Satoru has never said it aloud, but he has always appreciated how she’s never handled him with kid gloves, treating him with her usual brand of prickly courtesy. If there’s anyone he can confide in, who won’t judge him, who won’t take advantage of his vulnerability and weaknesses, it would be her.

So he starts.

“I dreamt of you,” he confesses in a voice lower than a whisper.

Utahime stares. She frowns, eyeing him. “Nothing depraved, I hope. Or I’m leaving with all the food I’ve brought.”

For the first time since he’s been unsealed, laughter bubbles in his throat and Satoru doesn’t know it has morphed into sobs until the tears, hot and wet, roll down his cheeks in rivulets.

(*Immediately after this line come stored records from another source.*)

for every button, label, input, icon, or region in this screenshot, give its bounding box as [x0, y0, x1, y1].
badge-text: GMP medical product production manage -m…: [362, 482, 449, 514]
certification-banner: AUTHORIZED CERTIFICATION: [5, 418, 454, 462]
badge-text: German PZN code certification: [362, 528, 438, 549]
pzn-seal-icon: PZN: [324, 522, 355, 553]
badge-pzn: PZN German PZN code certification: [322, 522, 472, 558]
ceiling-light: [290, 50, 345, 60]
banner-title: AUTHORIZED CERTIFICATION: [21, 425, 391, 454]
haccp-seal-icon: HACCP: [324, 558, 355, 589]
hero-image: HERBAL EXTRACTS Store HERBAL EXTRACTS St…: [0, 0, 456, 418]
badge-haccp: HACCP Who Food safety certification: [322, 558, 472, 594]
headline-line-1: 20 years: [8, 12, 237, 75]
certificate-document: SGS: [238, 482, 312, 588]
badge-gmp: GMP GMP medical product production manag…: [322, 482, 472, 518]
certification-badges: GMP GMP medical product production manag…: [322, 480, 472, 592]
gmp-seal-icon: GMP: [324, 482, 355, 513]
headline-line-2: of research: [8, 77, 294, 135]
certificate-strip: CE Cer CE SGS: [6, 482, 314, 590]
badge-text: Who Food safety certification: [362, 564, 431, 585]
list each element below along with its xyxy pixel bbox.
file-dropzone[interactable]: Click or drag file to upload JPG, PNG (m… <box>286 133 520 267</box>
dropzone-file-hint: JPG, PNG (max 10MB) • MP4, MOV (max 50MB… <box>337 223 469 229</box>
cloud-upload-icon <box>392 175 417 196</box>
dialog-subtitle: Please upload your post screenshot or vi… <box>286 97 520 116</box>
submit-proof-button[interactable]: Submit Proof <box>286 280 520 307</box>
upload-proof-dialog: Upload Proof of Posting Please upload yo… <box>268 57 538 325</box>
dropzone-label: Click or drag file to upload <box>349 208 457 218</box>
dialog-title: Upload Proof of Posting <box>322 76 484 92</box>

Everything bears down on him with the weight of a thousand kilograms. He’s lightheaded and gasping, his heart drumming erratically away within his chest and the food on his plate becomes increasingly distorted. He can’t seem to focus on anything—not on his breathing, not on his thoughts and with rising panic, he thinks the shadows on his left are moving, reaching out to grab him with their skeletal hands. He wants to scramble away, to go before they drag him back into that hellscape where he’d rather die than live another second with that cloying, ominous atmosphere. But first, he has to breathe, but Satoru thinks his lungs must be malfunctioning or they have to be filled with water because he can’t and—

The scent of gardenias fills his senses and it’s the warm weight of her against his chest and her arms around him that gradually brings clarity back. Like a ship tossed about in the seas due to a raging storm, Utahime is his anchor holding him down.

Gradually, he calms and grows aware of her voice murmuring words of affirmation and comfort into his ear. Her touch is light but firm as she rubs soothing circles on his back and for someone who is as touch-starved as he is, Satoru leans closer, burying his face into the crook of her neck.

Human touch.

How long has it been since he’s permitted someone to get this close to him?

How long has it been since he’s indulged in such a weakness?

But like a siren’s call, Satoru is unable to refuse anything that Utahime freely gives.

Just this once, he tells himself with a kind of pathetic desperation, he’ll allow this moment of intimacy.

Despite his weeping, a distant part of him belatedly recognises he must have let Infinity down the moment Utahime had shown up on his doorstep.

(He doesn’t let himself wonder about the implications of such an action; he’s afraid of what he’ll find.)

“It’s all right,” she continues softly, oblivious to the direction of his thoughts. “You’re free. You’re not sealed anymore. We got you out. You’re fine. Everything will be okay.”

To others, the words may be paltry, said with the sole intention to placate and distract. But to him, they are exactly what he needs to hear.

And of course, he… believes her.

The sun rises in the east and sets in the west. Mountains are as unmovable as the seas are vast. Gojo Satoru puts his faith in her.

“It’s only fine if you are here,” he murmurs hoarsely into her neck.

Utahime stills.

A beat later, she relaxes and her hold on him tightens, fingers carding through his hair with a gentleness that is both foreign and familiar, but nonetheless, soothing. “Okay,” she agrees. “I promise.”